Onder aanvoering van de NVSH wurmde Nederland (ook de families van veel KIJK-lezers) zich massaal los van het wurgende, beklemmende klimaat, om zich met overgave te storten op seksuele revoluties, lichamelijke bevrijding, make love not war, en de vrolijke gekke maffe geslachtsdelenkermis die Nederland sindsdien beheerst.

Natte vinger

De NVSH was een opvolger van de Nieuw-Malthusiaanse Bond, vernoemd naar de beroemde Engelse dominee/wetenschapper Thomas Robert Malthus (1766-1834), die bedacht dat de mensheid ten dode was opgeschreven als zij bleef eten en voortplanten tegelijkertijd. Malthus bestudeerde bevolkingsstatistieken van zijn tijd en concludeerde dat er in het jaar 2000 alleen al in Europa meer dan vijftig miljard mensen zouden wonen, wanneer men een beetje redelijk zou doorfokken. Al deze mensen moesten natuurlijk eten, en daar lag volgens Malthus het probleem. Hij berekende, met een behoorlijke natte vinger, dat Europa voor nog geen twee miljard mensenvoedsel kon produceren. Ofwel: achtenveertig miljard mensen zouden hongerlijden in het Europa van onze tijd (even voor de duidelijkheid: de huidige wereldbevolking ligt rond de 5,5 miljard, waarvan een vijfde permanent honger heeft, dus Malthus zat er goed naast).

Dominee Malthus’ recept voor het probleem van de honger en de overbevolking bleek simpel: arme mensen mochten niet meer met elkaar in één bed gaan liggen en vieze dingen doen, want dan kwamen er ook geen kindertjes meer. Jammer voor de steenrijke Malthus (die wel gewoon mocht n**ken) was dat niemand van die arme mensen zich aan dit voorschrift wilde houden. Hoe ondervoed de arbeiders ook waren, hoe zwaar ze zich in de fabrieken of de mijnen ook hadden uitgesloofd voor een schamel loon, wanneer ze na twaalf uur geestslopende arbeid doodmoe thuiskwamen vonden ze toch nog een piemelbeetje energie om hun genenimplanteerorgaan in moeder de vrouws fibromusculaire buis met gelaagd epitheel te steken.

Al snel kwamen er volgelingen van Malthus die het strenge anti-seksverbod terzijde schoven en inzagen dat mensen altijd met elkaar naar bed zouden gaan, omdat mensen nu eenmaal genetisch geprogrammeerd zijn om met elkaar naar bed te gaan (er zijn zelfs biologen als Richard Dawkins die beweren dat de mens net als alle levende dingen een apparaat is dat door het DNA gebruikt wordt om nieuw DNA te maken).

De neo-malthusianen wilden niet de seksuele drift van de arbeiders onderdrukken, maar wel een einde maken aan de geboortegolf.
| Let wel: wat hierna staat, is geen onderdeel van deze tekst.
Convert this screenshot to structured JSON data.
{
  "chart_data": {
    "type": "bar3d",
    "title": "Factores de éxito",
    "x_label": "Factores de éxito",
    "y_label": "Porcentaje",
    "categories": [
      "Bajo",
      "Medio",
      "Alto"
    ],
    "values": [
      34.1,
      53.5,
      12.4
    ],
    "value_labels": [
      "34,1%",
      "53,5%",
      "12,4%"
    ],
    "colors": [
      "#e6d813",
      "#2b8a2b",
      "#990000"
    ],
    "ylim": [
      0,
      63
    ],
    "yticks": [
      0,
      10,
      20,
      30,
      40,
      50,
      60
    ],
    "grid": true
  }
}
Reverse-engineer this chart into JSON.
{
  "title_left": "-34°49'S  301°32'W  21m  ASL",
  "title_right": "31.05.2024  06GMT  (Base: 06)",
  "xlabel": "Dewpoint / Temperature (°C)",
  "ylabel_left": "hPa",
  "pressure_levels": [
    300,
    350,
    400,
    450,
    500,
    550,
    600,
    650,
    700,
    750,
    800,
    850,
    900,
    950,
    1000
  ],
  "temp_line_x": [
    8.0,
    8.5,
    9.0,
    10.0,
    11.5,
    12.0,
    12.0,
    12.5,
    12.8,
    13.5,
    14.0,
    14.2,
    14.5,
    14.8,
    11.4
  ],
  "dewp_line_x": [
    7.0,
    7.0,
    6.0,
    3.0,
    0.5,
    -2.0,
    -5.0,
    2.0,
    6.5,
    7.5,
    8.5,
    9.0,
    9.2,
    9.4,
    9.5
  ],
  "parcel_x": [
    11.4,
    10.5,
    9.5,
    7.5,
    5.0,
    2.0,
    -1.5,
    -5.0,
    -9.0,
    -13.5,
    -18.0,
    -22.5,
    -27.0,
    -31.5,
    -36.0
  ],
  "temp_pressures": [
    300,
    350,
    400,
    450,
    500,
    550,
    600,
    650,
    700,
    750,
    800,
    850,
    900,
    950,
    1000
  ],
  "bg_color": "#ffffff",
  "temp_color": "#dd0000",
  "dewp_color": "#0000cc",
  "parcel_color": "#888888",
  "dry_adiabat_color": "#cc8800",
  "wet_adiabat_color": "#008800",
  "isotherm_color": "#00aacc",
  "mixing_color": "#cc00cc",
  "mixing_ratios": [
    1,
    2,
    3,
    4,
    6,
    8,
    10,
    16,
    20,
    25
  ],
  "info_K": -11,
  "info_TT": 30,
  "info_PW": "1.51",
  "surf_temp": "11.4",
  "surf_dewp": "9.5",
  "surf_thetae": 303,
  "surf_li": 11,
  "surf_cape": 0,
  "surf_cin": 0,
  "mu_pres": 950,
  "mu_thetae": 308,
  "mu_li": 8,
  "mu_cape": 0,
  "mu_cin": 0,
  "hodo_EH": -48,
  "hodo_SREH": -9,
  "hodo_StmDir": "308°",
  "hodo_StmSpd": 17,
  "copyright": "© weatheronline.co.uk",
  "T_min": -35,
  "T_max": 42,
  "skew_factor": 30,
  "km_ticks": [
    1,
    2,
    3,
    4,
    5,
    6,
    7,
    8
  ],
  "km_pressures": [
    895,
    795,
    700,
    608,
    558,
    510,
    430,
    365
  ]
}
In hun ogen waren seksuele drift en voortplantingsdrang niet hetzelfde en daarom zou men de arme mensen helpen door hun voorbehoedsmiddelen te geven. Uiteindelijk leidde dit tot miljoenen kilo’s zaadopvangzakjes (condooms), eicelbeschermingsveren (spiraaltjes) en, tientallen decennia later, tot de uitvinding van De Anticonceptiepil.

Hoor ze uit!

Volgens sommigen is de uitvinding van De Pil een van de belangrijkste gebeurtenissen in de westerse wereld. Na de invoering ervan kreeg het feminisme pas echt voet aan de grond, nam de bevolkingsgroei af, ging het abortuscijfer uiteindelijk omlaag, lieten veel meer echtparen zich van elkaar scheiden en steeg het gemiddelde aantal partners per persoon per leven.
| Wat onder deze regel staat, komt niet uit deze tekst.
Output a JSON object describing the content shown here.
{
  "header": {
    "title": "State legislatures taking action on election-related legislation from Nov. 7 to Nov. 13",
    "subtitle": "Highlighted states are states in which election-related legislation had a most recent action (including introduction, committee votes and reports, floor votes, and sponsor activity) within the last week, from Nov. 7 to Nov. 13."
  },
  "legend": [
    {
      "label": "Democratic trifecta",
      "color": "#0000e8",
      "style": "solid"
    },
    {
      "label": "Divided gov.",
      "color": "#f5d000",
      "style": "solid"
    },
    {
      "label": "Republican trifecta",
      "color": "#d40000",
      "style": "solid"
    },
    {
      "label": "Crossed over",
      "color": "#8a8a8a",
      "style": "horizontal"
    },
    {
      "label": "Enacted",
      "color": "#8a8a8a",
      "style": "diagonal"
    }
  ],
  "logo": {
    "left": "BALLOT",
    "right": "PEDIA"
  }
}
Nu heel veel doelen die de NVSH zich gesteld heeft, bereikt zijn (minder taboes, meer vrijheid, overal voorbehoedsmiddelen, abortus gelegaliseerd), is de vereniging steeds kleiner geworden. Twee jaar geleden vierde de NVSH haar vijftigjarige bestaan, maar het eens zo hoge ledenaantal is gemarginaliseerd. En dat terwijl de club in mijn ogen toch nog steeds erg nuttig is. Jongeren tussen de 12 en 20 jaar weten namelijk vaak opvallend weinig feitelijks over seksualiteit en de NVSH geeft daarom voorlichting op scholen en clubhuizen (telefonische hulpdienst 0900-9212, op werkdagen tussen 11.00 en 22.00 uur). In tijden van aids niet onbelangrijk.
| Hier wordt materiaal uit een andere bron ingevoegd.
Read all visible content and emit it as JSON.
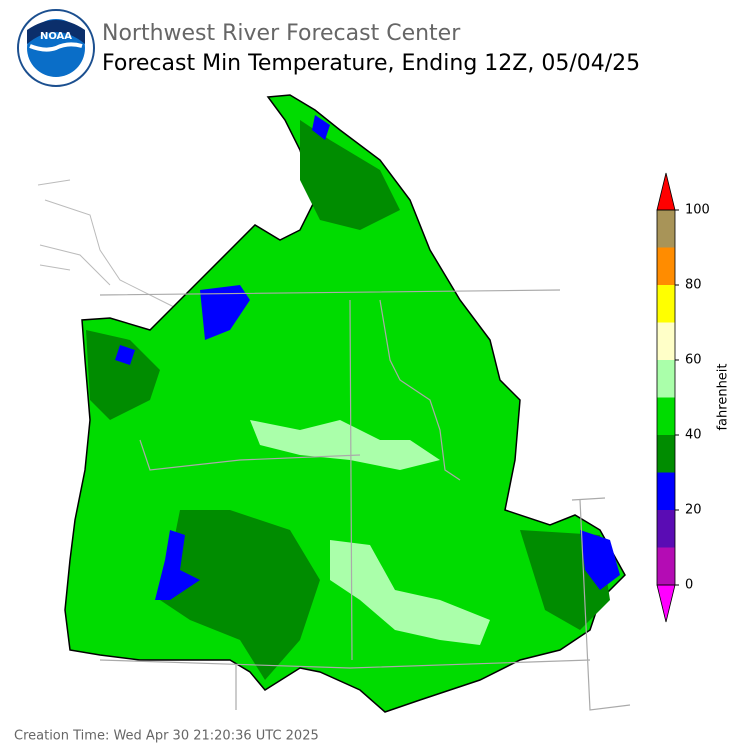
{
  "header": {
    "agency": "Northwest River Forecast Center",
    "title": "Forecast Min Temperature, Ending 12Z, 05/04/25",
    "logo_text": "NOAA"
  },
  "colorbar": {
    "label": "fahrenheit",
    "bounds": [
      0,
      10,
      20,
      30,
      40,
      50,
      60,
      70,
      80,
      90,
      100
    ],
    "colors": [
      "#b40cb4",
      "#5a0cb4",
      "#0000ff",
      "#008c00",
      "#00dc00",
      "#aaffaa",
      "#ffffc8",
      "#ffff00",
      "#ff8c00",
      "#a89458"
    ],
    "under_color": "#ff00ff",
    "over_color": "#ff0000",
    "lim": [
      0,
      100
    ],
    "ticks": [
      0,
      20,
      40,
      60,
      80,
      100
    ]
  },
  "footer": {
    "creation_time": "Creation Time: Wed Apr 30 21:20:36 UTC 2025"
  }
}
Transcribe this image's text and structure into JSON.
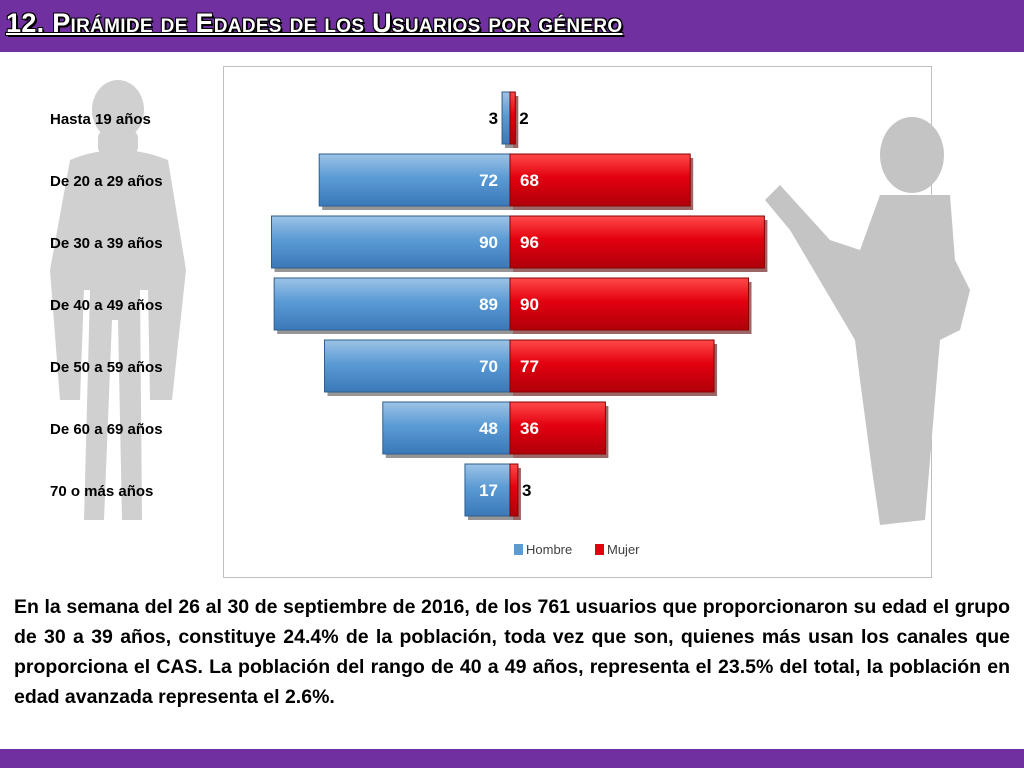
{
  "title": "12. Pirámide de Edades de los Usuarios por género",
  "paragraph": "En la semana del 26 al 30 de septiembre de 2016, de los 761 usuarios  que proporcionaron su edad el grupo de 30 a 39 años,  constituye 24.4% de la población, toda vez que son, quienes más usan los canales que proporciona el CAS. La población del rango de 40 a 49 años, representa el 23.5% del total, la población en edad avanzada representa el 2.6%.",
  "colors": {
    "accent": "#7030a0",
    "hombre": "#5b9bd5",
    "mujer": "#e3000f"
  },
  "chart_data": {
    "type": "bar",
    "orientation": "horizontal-pyramid",
    "categories": [
      "Hasta 19 años",
      "De 20 a 29 años",
      "De 30 a 39 años",
      "De 40 a 49 años",
      "De 50 a 59 años",
      "De 60 a 69 años",
      "70 o más años"
    ],
    "series": [
      {
        "name": "Hombre",
        "values": [
          3,
          72,
          90,
          89,
          70,
          48,
          17
        ]
      },
      {
        "name": "Mujer",
        "values": [
          2,
          68,
          96,
          90,
          77,
          36,
          3
        ]
      }
    ],
    "xlim": [
      -100,
      100
    ],
    "grid": false,
    "legend_position": "bottom"
  }
}
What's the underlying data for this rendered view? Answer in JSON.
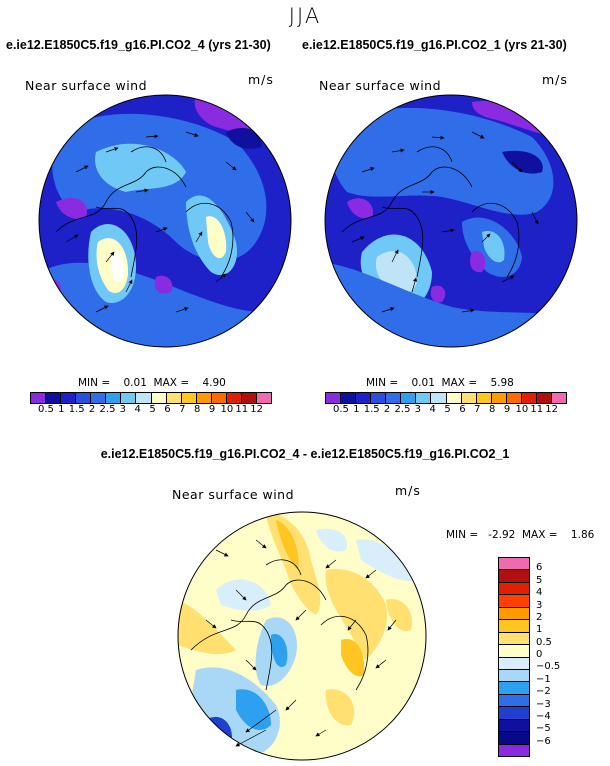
{
  "season": "JJA",
  "panels": [
    {
      "title": "e.ie12.E1850C5.f19_g16.PI.CO2_4 (yrs 21-30)",
      "variable": "Near surface wind",
      "units": "m/s",
      "stats": "MIN =    0.01  MAX =    4.90"
    },
    {
      "title": "e.ie12.E1850C5.f19_g16.PI.CO2_1 (yrs 21-30)",
      "variable": "Near surface wind",
      "units": "m/s",
      "stats": "MIN =    0.01  MAX =    5.98"
    }
  ],
  "diff": {
    "title": "e.ie12.E1850C5.f19_g16.PI.CO2_4 - e.ie12.E1850C5.f19_g16.PI.CO2_1",
    "variable": "Near surface wind",
    "units": "m/s",
    "stats": "MIN =   -2.92  MAX =    1.86"
  },
  "colorbar_top": {
    "labels": [
      "0.5",
      "1",
      "1.5",
      "2",
      "2.5",
      "3",
      "4",
      "5",
      "6",
      "7",
      "8",
      "9",
      "10",
      "11",
      "12"
    ],
    "colors": [
      "#8a2be2",
      "#1010a0",
      "#1e20c8",
      "#2a4ee0",
      "#2f6ee8",
      "#2ea0f0",
      "#6fc8f5",
      "#bfe4f7",
      "#fffdc8",
      "#ffe070",
      "#ffc520",
      "#ff9a00",
      "#ff6a00",
      "#e02000",
      "#b01010",
      "#f06ab0"
    ]
  },
  "colorbar_diff": {
    "labels": [
      "6",
      "5",
      "4",
      "3",
      "2",
      "1",
      "0.5",
      "0",
      "−0.5",
      "−1",
      "−2",
      "−3",
      "−4",
      "−5",
      "−6"
    ],
    "colors": [
      "#f06ab0",
      "#b01010",
      "#e02000",
      "#ff4000",
      "#ff9a00",
      "#ffc520",
      "#ffe070",
      "#fffdc8",
      "#d8eefa",
      "#a8d8f5",
      "#2ea0f0",
      "#2f6ee8",
      "#1e3fd0",
      "#1010a0",
      "#08088a",
      "#8a2be2"
    ]
  }
}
Misschien moet je met je ouders of grootouders maar eens een goed gesprek voeren over de NVSH. Hoor ze uit! Waren ze lid? Vraag waar ze in dat geval al die jaargangen Sekstant (de KIJK voor NVSH-leden) hebben gelaten! Vraag sowieso naar vroeger, naar die koddige, geweldige, opmerkelijke, spannende, spetterende jaren zestig en zeventig!